Dear Bruce: I am 46, unmarried and male. I have a secure job that pays $130,000 per year. I have 10 more years before I am eligible to retire and collect a pension. In the meantime, I have been making the maximum allowable annual contribution to my employer-matching 401(k) account, which currently has $180,000 in it. I have a small portfolio of securities valued at about $117,000. I have a home in a sought-after country club that I purchased in 2000 for $336,000. It now is valued at $700,000 with a $250,000 mortgage. I am applying two additional mortgage payments per year to the principal so that my monthly mortgage payment is $2,961 a month, which is easy for me to handle. Assuming I can get $700,000 for my home, I'm considering selling, paying off the remaining note and taking the remainder and buying down, somewhat, in a nice (noncountry-club) area here and paying for this home outright so that I have no mortgage. This additional monthly income would be invested or put into savings toward retirement. Aside from the tax implications, the loss of mortgage interest deduction and the hassle of buying, selling and moving, do you think this is an advisable plan? If not, why? - G.C., Las Vegas, Nev.

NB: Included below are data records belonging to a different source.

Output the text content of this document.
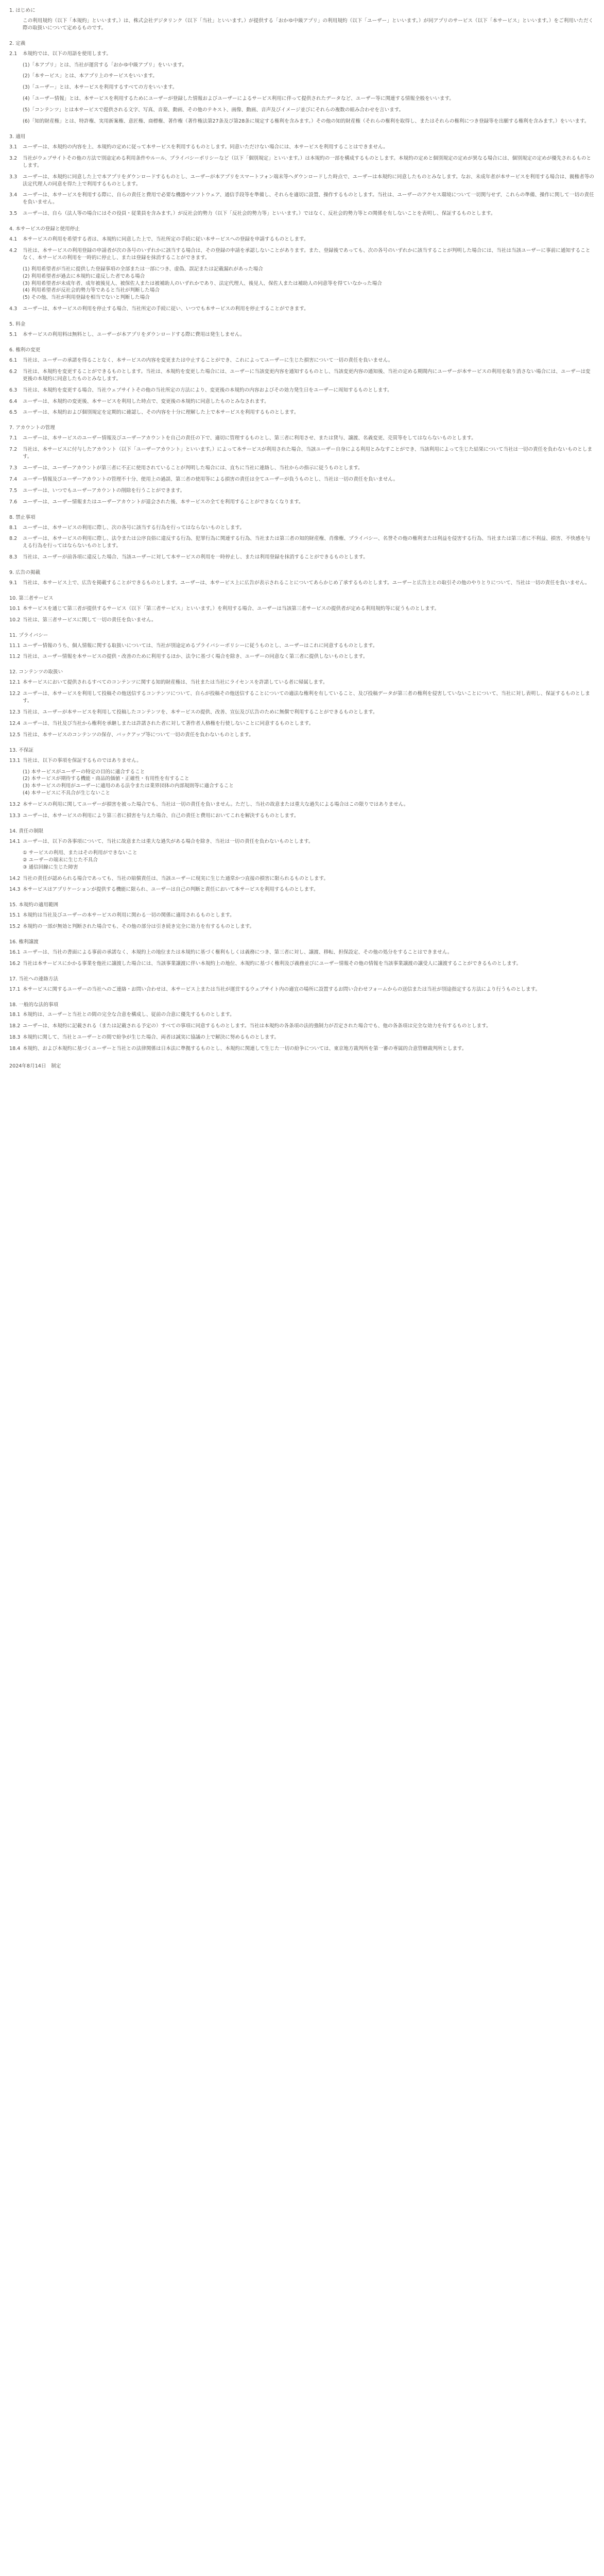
1. はじめに
この利用規約（以下「本規約」といいます。）は、株式会社デジタリンク（以下「当社」といいます。）が提供する「おかゆ中級アプリ」の利用規約（以下「ユーザー」といいます。）が同アプリのサービス（以下「本サービス」といいます。）をご利用いただく際の取扱いについて定めるものです。
2. 定義
2.1	本規約では、以下の用語を使用します。
(1)「本アプリ」とは、当社が運営する「おかゆ中級アプリ」をいいます。
(2)「本サービス」とは、本アプリ上のサービスをいいます。
(3)「ユーザー」とは、本サービスを利用するすべての方をいいます。
(4)「ユーザー情報」とは、本サービスを利用するためにユーザーが登録した情報およびユーザーによるサービス利用に伴って提供されたデータなど、ユーザー等に関連する情報全般をいいます。
(5)「コンテンツ」とは本サービスで提供される文字、写真、音楽、動画、その他のテキスト、画像、動画、音声及びイメージ並びにそれらの複数の組み合わせを言います。
(6)「知的財産権」とは、特許権、実用新案権、意匠権、商標権、著作権（著作権法第27条及び第28条に規定する権利を含みます。）その他の知的財産権（それらの権利を取得し、またはそれらの権利につき登録等を出願する権利を含みます。）をいいます。
3. 適用
3.1	ユーザーは、本規約の内容を上、本規約の定めに従って本サービスを利用するものとします。同意いただけない場合には、本サービスを利用することはできません。
3.2	当社がウェブサイトその他の方法で別途定める利用条件やルール、プライバシーポリシーなど（以下「個別規定」といいます。）は本規約の一部を構成するものとします。本規約の定めと個別規定の定めが異なる場合には、個別規定の定めが優先されるものとします。
3.3	ユーザーは、本規約に同意した上で本アプリをダウンロードするものとし、ユーザーが本アプリをスマートフォン端末等へダウンロードした時点で、ユーザーは本規約に同意したものとみなします。なお、未成年者が本サービスを利用する場合は、親権者等の法定代理人の同意を得た上で利用するものとします。
3.4	ユーザーは、本サービスを利用する際に、自らの責任と費用で必要な機器やソフトウェア、通信手段等を準備し、それらを適切に設置、操作するものとします。当社は、ユーザーのアクセス環境について一切関与せず、これらの準備、操作に関して一切の責任を負いません。
3.5	ユーザーは、自ら（法人等の場合にはその役員・従業員を含みます。）が反社会的勢力（以下「反社会的勢力等」といいます。）ではなく、反社会的勢力等との関係を有しないことを表明し、保証するものとします。
4. 本サービスの登録と使用停止
4.1	本サービスの利用を希望する者は、本規約に同意した上で、当社所定の手続に従い本サービスへの登録を申請するものとします。
4.2	当社は、本サービスの利用登録の申請者が次の各号のいずれかに該当する場合は、その登録の申請を承認しないことがあります。また、登録後であっても、次の各号のいずれかに該当することが判明した場合には、当社は当該ユーザーに事前に通知することなく、本サービスの利用を一時的に停止し、または登録を抹消することができます。
(1) 利用希望者が当社に提供した登録事項の全部または一部につき、虚偽、誤記または記載漏れがあった場合
(2) 利用希望者が過去に本規約に違反した者である場合
(3) 利用希望者が未成年者、成年被後見人、被保佐人または被補助人のいずれかであり、法定代理人、後見人、保佐人または補助人の同意等を得ていなかった場合
(4) 利用希望者が反社会的勢力等であると当社が判断した場合
(5) その他、当社が利用登録を相当でないと判断した場合
4.3	ユーザーは、本サービスの利用を停止する場合、当社所定の手続に従い、いつでも本サービスの利用を停止することができます。
5. 料金
5.1	本サービスの利用料は無料とし、ユーザーが本アプリをダウンロードする際に費用は発生しません。
6. 権利の変更
6.1	当社は、ユーザーの承諾を得ることなく、本サービスの内容を変更または中止することができ、これによってユーザーに生じた損害について一切の責任を負いません。
6.2	当社は、本規約を変更することができるものとします。当社は、本規約を変更した場合には、ユーザーに当該変更内容を通知するものとし、当該変更内容の通知後、当社の定める期間内にユーザーが本サービスの利用を取り消さない場合には、ユーザーは変更後の本規約に同意したものとみなします。
6.3	当社は、本規約を変更する場合、当社ウェブサイトその他の当社所定の方法により、変更後の本規約の内容およびその効力発生日をユーザーに周知するものとします。
6.4	ユーザーは、本規約の変更後、本サービスを利用した時点で、変更後の本規約に同意したものとみなされます。
6.5	ユーザーは、本規約および個別規定を定期的に確認し、その内容を十分に理解した上で本サービスを利用するものとします。
7. アカウントの管理
7.1	ユーザーは、本サービスのユーザー情報及びユーザーアカウントを自己の責任の下で、適切に管理するものとし、第三者に利用させ、または貸与、譲渡、名義変更、売買等をしてはならないものとします。
7.2	当社は、本サービスに付与したアカウント（以下「ユーザーアカウント」といいます。）によって本サービスが利用された場合、当該ユーザー自身による利用とみなすことができ、当該利用によって生じた結果について当社は一切の責任を負わないものとします。
7.3	ユーザーは、ユーザーアカウントが第三者に不正に使用されていることが判明した場合には、直ちに当社に連絡し、当社からの指示に従うものとします。
7.4	ユーザー情報及びユーザーアカウントの管理不十分、使用上の過誤、第三者の使用等による損害の責任は全てユーザーが負うものとし、当社は一切の責任を負いません。
7.5	ユーザーは、いつでもユーザーアカウントの削除を行うことができます。
7.6	ユーザーは、ユーザー情報またはユーザーアカウントが退会された後、本サービスの全てを利用することができなくなります。
8. 禁止事項
8.1	ユーザーは、本サービスの利用に際し、次の各号に該当する行為を行ってはならないものとします。
8.2	ユーザーは、本サービスの利用に際し、法令または公序良俗に違反する行為、犯罪行為に関連する行為、当社または第三者の知的財産権、肖像権、プライバシー、名誉その他の権利または利益を侵害する行為、当社または第三者に不利益、損害、不快感を与える行為を行ってはならないものとします。
8.3	当社は、ユーザーが前各項に違反した場合、当該ユーザーに対して本サービスの利用を一時停止し、または利用登録を抹消することができるものとします。
9. 広告の掲載
9.1	当社は、本サービス上で、広告を掲載することができるものとします。ユーザーは、本サービス上に広告が表示されることについてあらかじめ了承するものとします。ユーザーと広告主との取引その他のやりとりについて、当社は一切の責任を負いません。
10. 第三者サービス
10.1 本サービスを通じて第三者が提供するサービス（以下「第三者サービス」といいます。）を利用する場合、ユーザーは当該第三者サービスの提供者が定める利用規約等に従うものとします。
10.2 当社は、第三者サービスに関して一切の責任を負いません。
11. プライバシー
11.1 ユーザー情報のうち、個人情報に関する取扱いについては、当社が別途定めるプライバシーポリシーに従うものとし、ユーザーはこれに同意するものとします。
11.2 当社は、ユーザー情報を本サービスの提供・改善のために利用するほか、法令に基づく場合を除き、ユーザーの同意なく第三者に提供しないものとします。
12. コンテンツの取扱い
12.1 本サービスにおいて提供されるすべてのコンテンツに関する知的財産権は、当社または当社にライセンスを許諾している者に帰属します。
12.2 ユーザーは、本サービスを利用して投稿その他送信するコンテンツについて、自らが投稿その他送信することについての適法な権利を有していること、及び投稿データが第三者の権利を侵害していないことについて、当社に対し表明し、保証するものとします。
12.3 当社は、ユーザーが本サービスを利用して投稿したコンテンツを、本サービスの提供、改善、宣伝及び広告のために無償で利用することができるものとします。
12.4 ユーザーは、当社及び当社から権利を承継しまたは許諾された者に対して著作者人格権を行使しないことに同意するものとします。
12.5 当社は、本サービスのコンテンツの保存、バックアップ等について一切の責任を負わないものとします。
13. 不保証
13.1 当社は、以下の事項を保証するものではありません。
(1) 本サービスがユーザーの特定の目的に適合すること
(2) 本サービスが期待する機能・商品的価値・正確性・有用性を有すること
(3) 本サービスの利用がユーザーに適用のある法令または業界団体の内部規則等に適合すること
(4) 本サービスに不具合が生じないこと
13.2 本サービスの利用に関してユーザーが損害を被った場合でも、当社は一切の責任を負いません。ただし、当社の故意または重大な過失による場合はこの限りではありません。
13.3 ユーザーは、本サービスの利用により第三者に損害を与えた場合、自己の責任と費用においてこれを解決するものとします。
14. 責任の制限
14.1 ユーザーは、以下の各事項について、当社に故意または重大な過失がある場合を除き、当社は一切の責任を負わないものとします。
① サービスの利用、またはその利用ができないこと
② ユーザーの端末に生じた不具合
③ 通信回線に生じた障害
14.2 当社の責任が認められる場合であっても、当社の賠償責任は、当該ユーザーに現実に生じた通常かつ直接の損害に限られるものとします。
14.3 本サービスはアプリケーションが提供する機能に限られ、ユーザーは自己の判断と責任において本サービスを利用するものとします。
15. 本規約の適用範囲
15.1 本規約は当社及びユーザーの本サービスの利用に関わる一切の関係に適用されるものとします。
15.2 本規約の一部が無効と判断された場合でも、その他の部分は引き続き完全に効力を有するものとします。
16. 権利譲渡
16.1 ユーザーは、当社の書面による事前の承諾なく、本規約上の地位または本規約に基づく権利もしくは義務につき、第三者に対し、譲渡、移転、担保設定、その他の処分をすることはできません。
16.2 当社は本サービスにかかる事業を他社に譲渡した場合には、当該事業譲渡に伴い本規約上の地位、本規約に基づく権利及び義務並びにユーザー情報その他の情報を当該事業譲渡の譲受人に譲渡することができるものとします。
17. 当社への連絡方法
17.1 本サービスに関するユーザーの当社へのご連絡・お問い合わせは、本サービス上または当社が運営するウェブサイト内の適宜の場所に設置するお問い合わせフォームからの送信または当社が別途指定する方法により行うものとします。
18. 一般的な法的事項
18.1 本規約は、ユーザーと当社との間の完全な合意を構成し、従前の合意に優先するものとします。
18.2 ユーザーは、本規約に記載される（または記載される予定の）すべての事項に同意するものとします。当社は本規約の各条項の法的強制力が否定された場合でも、他の各条項は完全な効力を有するものとします。
18.3 本規約に関して、当社とユーザーとの間で紛争が生じた場合、両者は誠実に協議の上で解決に努めるものとします。
18.4 本規約、および本規約に基づくユーザーと当社との法律関係は日本法に準拠するものとし、本規約に関連して生じた一切の紛争については、東京地方裁判所を第一審の専属的合意管轄裁判所とします。
2024年8月14日　制定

Dear G.C.: You are on very solid financial ground for a fellow your age. You are asking a question that has as much to do with lifestyle as anything else. You could sell your current home with a modest tax impact. There's nothing wrong with taking a profit. The question is, do you want to buy down? Do you enjoy where you are living and do you take advantage of the country club accoutrements? If not, you may very well wish to sell. The likelihood, but not certainty, is that the property that you are currently living on will not go down in value, and very possibly will continue to increase. That having been said, you may be comfortable with a lower payment and the increased savings.

Bruce Williams is a national radio talk show host and syndicated columnist.